We may only have a limited amount of time to prevent a global climate crisis. As climate change and ecological degradation pose a significant threat to traditional farming practices, an increasing number of farmers are turning towards a more resourceful and sustainable method for the future.
And in recent years, an increasing number of documentary filmmakers are getting their hands dirty by exploring the ‘revolutionary’ approach of regenerative farming, a holistic method that promotes ecological restoration, biodiversity and self-sufficiency.
Pamela Tanner Boll, Damon Gameau, Pam Chester and now Rachel Ward are just some of the recent wave of documentary filmmakers that are exploring a regenerative solution through their films To Which We Belong, 2040, The Biggest Little Farm and Rachel’s Farm respectively.
These documentaries operate as inspiring testimonials that are used to convince viewers of the positive impacts that these practices have on the environment and for the future of farming. Much of these films’ screen-time is dedicated to sequences showing the before-and-after results of these farming methods. What’s more convincing than seeing the change documented right on-camera, right?
With these films, it is vital to establish strong lead hosts/characters. Focusing on relatable and likeable Rachel Ward is a way to effectively make it easier to understand and personalise their experiences to the viewer. Many may not be well-attuned or knowledgeable of these new solutions, so it only makes sense to get behind characters that breathe charisma on camera.
These farmer/filmmakers are here to share their deep passion for the land and its resources, proving that you can take matters into your own hands instead of relying on conventional farming practices, which contribute to soil degradation, water depletion and the loss of biodiversity. Even through all the trials and tribulations that the farmers encounter on their quest provide dramatic stakes, they must adapt and innovate to their respective situations.
The obvious difference between these documentaries is just how they present their messages. For example, Rachel’s Farm comes off as a much smaller story, where it’s Rachel saving her own farm compared to Damon Gameau’s grander aim in 2040 of travelling around the world to find a solution to a brighter future for his four-year old daughter Velvet. Both personal stories, granted, but they have very different aims when looking at the impact of regenerative farming.

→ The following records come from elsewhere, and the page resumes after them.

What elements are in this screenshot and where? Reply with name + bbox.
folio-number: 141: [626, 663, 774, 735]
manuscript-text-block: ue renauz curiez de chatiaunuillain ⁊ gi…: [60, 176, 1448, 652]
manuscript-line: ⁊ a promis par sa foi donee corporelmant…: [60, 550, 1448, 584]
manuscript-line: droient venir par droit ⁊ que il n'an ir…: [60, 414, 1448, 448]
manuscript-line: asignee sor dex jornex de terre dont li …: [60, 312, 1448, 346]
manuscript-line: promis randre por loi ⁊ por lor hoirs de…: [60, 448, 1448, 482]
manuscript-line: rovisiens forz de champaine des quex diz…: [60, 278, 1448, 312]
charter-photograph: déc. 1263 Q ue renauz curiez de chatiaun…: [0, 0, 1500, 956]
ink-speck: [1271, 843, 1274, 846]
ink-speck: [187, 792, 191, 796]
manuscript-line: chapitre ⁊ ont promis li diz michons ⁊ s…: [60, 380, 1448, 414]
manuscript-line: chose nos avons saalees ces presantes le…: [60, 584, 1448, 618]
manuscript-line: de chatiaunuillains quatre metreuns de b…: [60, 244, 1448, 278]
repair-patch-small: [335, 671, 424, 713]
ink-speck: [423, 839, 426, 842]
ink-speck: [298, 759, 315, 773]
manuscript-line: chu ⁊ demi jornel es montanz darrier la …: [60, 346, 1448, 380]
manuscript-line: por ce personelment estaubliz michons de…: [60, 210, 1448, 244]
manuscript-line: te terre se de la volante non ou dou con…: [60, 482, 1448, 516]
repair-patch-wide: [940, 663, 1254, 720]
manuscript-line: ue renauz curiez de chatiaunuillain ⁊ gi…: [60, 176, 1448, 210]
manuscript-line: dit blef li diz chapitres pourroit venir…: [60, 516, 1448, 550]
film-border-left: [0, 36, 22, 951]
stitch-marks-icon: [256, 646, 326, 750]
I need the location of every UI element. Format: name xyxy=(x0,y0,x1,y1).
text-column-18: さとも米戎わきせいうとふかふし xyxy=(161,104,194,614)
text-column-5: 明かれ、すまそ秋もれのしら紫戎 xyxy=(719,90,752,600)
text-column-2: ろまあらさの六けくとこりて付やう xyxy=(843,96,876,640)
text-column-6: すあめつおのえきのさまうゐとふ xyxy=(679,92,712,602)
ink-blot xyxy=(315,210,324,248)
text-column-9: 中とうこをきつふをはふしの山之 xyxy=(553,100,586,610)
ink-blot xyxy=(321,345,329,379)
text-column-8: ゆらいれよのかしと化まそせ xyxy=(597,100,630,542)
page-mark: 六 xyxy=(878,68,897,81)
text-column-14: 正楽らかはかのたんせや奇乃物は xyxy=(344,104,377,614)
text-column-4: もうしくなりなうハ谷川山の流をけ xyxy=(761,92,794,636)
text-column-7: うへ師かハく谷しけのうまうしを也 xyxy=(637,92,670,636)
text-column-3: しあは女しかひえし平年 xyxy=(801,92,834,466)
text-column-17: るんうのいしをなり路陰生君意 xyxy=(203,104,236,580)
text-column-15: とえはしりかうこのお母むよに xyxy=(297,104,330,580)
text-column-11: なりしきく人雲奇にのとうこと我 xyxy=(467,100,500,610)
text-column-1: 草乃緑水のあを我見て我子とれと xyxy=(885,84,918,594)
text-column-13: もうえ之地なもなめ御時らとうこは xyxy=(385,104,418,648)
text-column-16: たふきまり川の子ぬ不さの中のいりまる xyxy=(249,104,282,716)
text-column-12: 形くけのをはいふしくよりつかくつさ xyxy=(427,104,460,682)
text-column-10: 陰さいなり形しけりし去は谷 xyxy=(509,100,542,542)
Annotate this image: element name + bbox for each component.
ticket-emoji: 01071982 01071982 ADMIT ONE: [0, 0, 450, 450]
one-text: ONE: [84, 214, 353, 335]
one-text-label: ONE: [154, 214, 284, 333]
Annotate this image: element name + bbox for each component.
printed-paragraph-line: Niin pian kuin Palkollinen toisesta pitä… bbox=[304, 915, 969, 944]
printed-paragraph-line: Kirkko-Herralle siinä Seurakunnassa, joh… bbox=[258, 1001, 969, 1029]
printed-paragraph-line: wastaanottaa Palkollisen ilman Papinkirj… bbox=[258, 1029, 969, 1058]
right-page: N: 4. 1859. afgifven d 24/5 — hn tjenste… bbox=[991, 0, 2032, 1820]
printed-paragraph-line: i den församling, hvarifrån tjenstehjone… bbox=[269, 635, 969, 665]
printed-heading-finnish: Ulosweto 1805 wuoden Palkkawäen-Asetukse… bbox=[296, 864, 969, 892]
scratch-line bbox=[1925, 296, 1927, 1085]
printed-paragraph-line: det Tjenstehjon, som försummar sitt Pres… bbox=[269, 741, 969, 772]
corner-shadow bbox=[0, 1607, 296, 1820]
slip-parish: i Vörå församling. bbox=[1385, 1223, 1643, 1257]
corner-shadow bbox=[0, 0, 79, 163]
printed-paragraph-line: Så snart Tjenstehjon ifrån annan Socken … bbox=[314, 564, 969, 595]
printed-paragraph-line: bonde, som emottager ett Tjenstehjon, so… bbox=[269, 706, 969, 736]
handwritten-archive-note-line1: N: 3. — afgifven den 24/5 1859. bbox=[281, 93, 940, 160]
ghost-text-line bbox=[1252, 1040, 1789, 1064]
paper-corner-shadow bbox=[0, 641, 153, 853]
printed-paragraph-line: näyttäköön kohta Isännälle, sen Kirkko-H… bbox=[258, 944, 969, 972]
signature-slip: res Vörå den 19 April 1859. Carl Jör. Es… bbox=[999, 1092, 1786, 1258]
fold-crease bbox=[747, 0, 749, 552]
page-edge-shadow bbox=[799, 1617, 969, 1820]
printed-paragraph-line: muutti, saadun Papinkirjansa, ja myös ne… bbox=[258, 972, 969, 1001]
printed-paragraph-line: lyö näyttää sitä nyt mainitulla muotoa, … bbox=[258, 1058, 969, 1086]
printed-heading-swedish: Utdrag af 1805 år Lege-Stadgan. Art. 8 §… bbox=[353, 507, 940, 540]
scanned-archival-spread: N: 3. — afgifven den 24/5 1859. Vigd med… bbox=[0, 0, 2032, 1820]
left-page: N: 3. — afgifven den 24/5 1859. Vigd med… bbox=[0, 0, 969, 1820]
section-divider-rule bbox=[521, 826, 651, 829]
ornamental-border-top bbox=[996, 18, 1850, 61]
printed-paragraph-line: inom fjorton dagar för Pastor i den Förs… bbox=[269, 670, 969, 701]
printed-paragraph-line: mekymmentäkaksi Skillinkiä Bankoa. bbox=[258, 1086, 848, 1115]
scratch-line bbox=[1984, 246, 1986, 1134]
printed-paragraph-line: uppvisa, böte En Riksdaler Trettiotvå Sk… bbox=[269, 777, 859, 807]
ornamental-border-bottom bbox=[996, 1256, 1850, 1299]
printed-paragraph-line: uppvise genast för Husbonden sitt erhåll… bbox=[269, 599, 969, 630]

This embrace of regenerative farming documentaries represents a movement that is challenging the status quo and asks viewers to re-evaluate their relationship with the land and the food that they consume – another recent documentary that brought food production into focus is Greenhouse by Joost. These films are made to bring about positive change and be a contribution to solving the climate crisis that will impact future generations. Whether you think a film like Rachel’s Farm does this effectively comes down to personal preference or understanding of the situation, but it’s certainly a sign of a growing trend that is pushing towards new, innovative means to create a brighter, greener future.